Last summer, we went to California to visit friends and add two more ballparks to the life list. It was my last chance to see the Oakland Athletics. Formerly, the Kansas City Athletics. Originally, the Philadelphia Athletics. Now the Sacramento Athletics. Eventually to be the Las Vegas Athletics…unless they go for a total makeover and adopt a new name like Gamblers or Slots.
The Philadelphia A’s were one of the charter teams in the American League. The early years were impressive as owner-manager Connie Mack won five World Series between 1910 and 1930. He managed the team for fifty years.
The old A’s teams produced a few Hall of Famers like Jimmy Foxx, Al Simmons, Lefty Grove and Connie Mack. I remember the Oakland teams that won the Series three straight years in the ‘70’s and the stars that made it to Cooperstown…Reggie Jackson, Rollie Fingers, Rickey Henderson and Catfish Hunter.
Can not think of another park with better grass…and so much of it. This field had the most foul territory in the game…enough to significantly depress batting averages…and exhaust infielders.
(Note – Windows 11 grammar correction suggests I say, “foulest territory in the game.” I believe that would change the intended meaning.)
The Coliseum was completed in 1966. There are only four older ballparks…and it’s the last ballpark that also accommodated football…and not very well. I remember seeing early season Raiders games where the gridiron included the infield dirt…not very pleasing to the eye or to tacklers, I imagine.
When the Raiders couldn’t extort improvements, they moved to Los Angeles. When they couldn’t do the same thing there with the ancient Coliseum, they returned to Oakland in 1996 after the city put $200 million into building ‘Mount Davis,’ named for the irascible late owner of the team. The legacy of the Raiders’ configuration has left the ballpark with the highest rows of seating, above two levels of premium sky boxes, above two more decks of seating all beyond deepest center field. I think the great sheets of green canvas and names of former greats are as good a decorative touch as can be.
I took a moment to climb to the last row of the upper deck…where no fans have been for a long time. If the venue ever hopes to stage a full house event, it will need to power wash great swaths of the current aviary.
In what some might offer as evidence supporting relocation, the visiting L.A. Dodgers’ fans were a greater presence in the stands. Dodger blue everywhere. This night’s attendance, 21,000, was almost double the average turnout the A’s had in 2024. As is our practice, the date at the beginning of this post is a link to the box score and everything else about the game.
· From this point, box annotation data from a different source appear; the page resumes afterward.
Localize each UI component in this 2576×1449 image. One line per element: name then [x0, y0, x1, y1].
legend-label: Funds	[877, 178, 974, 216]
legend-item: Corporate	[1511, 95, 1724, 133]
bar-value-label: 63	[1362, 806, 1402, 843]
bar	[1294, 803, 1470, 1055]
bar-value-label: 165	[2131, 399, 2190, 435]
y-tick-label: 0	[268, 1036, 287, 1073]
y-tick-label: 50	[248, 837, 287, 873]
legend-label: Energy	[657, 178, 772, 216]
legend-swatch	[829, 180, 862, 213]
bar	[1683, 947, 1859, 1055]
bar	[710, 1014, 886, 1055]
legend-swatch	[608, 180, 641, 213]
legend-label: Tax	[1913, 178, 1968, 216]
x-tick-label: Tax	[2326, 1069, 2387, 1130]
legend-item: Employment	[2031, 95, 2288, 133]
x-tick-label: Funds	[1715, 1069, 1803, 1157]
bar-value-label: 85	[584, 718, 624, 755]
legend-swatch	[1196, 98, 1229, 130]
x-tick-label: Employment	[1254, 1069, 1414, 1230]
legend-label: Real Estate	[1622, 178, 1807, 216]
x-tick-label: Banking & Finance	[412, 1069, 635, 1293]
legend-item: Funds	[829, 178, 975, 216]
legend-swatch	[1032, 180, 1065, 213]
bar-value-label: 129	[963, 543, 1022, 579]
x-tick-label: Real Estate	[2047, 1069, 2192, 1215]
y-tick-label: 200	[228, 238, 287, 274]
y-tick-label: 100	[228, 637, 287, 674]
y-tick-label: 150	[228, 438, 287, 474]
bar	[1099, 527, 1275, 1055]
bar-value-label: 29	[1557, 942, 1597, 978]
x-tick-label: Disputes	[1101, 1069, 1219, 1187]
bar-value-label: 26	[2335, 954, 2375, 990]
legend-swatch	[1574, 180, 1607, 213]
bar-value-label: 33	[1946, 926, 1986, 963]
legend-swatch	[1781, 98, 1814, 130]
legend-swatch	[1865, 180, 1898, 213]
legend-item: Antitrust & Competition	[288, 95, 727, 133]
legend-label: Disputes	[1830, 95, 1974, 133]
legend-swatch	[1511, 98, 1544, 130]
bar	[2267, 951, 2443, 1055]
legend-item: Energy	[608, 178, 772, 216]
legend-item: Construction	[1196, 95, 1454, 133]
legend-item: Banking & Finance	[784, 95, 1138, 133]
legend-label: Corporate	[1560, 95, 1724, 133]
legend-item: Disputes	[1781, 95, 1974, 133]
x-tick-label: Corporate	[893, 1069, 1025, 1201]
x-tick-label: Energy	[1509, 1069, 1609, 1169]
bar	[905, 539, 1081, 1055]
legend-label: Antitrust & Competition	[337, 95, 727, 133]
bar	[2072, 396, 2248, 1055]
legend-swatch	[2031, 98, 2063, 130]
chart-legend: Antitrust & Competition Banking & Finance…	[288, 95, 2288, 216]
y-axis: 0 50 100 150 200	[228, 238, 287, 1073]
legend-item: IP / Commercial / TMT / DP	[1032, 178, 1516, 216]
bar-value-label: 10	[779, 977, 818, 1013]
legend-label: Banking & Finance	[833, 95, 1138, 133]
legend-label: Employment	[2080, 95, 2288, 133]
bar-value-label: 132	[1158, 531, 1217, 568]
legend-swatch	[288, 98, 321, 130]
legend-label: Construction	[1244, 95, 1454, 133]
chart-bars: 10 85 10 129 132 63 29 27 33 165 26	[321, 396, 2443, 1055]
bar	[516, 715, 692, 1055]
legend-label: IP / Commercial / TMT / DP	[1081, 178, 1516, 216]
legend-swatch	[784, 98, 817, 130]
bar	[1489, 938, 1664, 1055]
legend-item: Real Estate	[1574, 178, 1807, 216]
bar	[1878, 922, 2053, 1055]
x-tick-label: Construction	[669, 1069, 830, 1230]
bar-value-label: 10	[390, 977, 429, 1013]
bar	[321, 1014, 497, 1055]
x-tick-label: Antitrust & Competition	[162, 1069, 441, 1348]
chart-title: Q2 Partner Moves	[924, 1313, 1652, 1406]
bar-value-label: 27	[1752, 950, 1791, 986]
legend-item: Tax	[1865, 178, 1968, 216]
Previous posts have cited the 2017 Washington Post ranking of all thirty ballparks. Oakland’s sits in 28th place with only Guaranteed Rate Field (White Sox) and the hurricane-damaged Tropicana Field (Tampa Rays) behind it. No argument there. The stadium is a relic from the era of multi-purpose venues and simpler marketing times.
My daily Sports Page routine includes the occasional check on the standings. For some reason, every team is identified by the city and not the team. Hence, the American League East Division has New York, Boston, Baltimore, Toronto and Tampa. However, the American League West consists of Texas, Los Angeles, Seattle, Houston and Athletics. I guess someone rightly thought we would recognize that name more than ‘Sacramento.’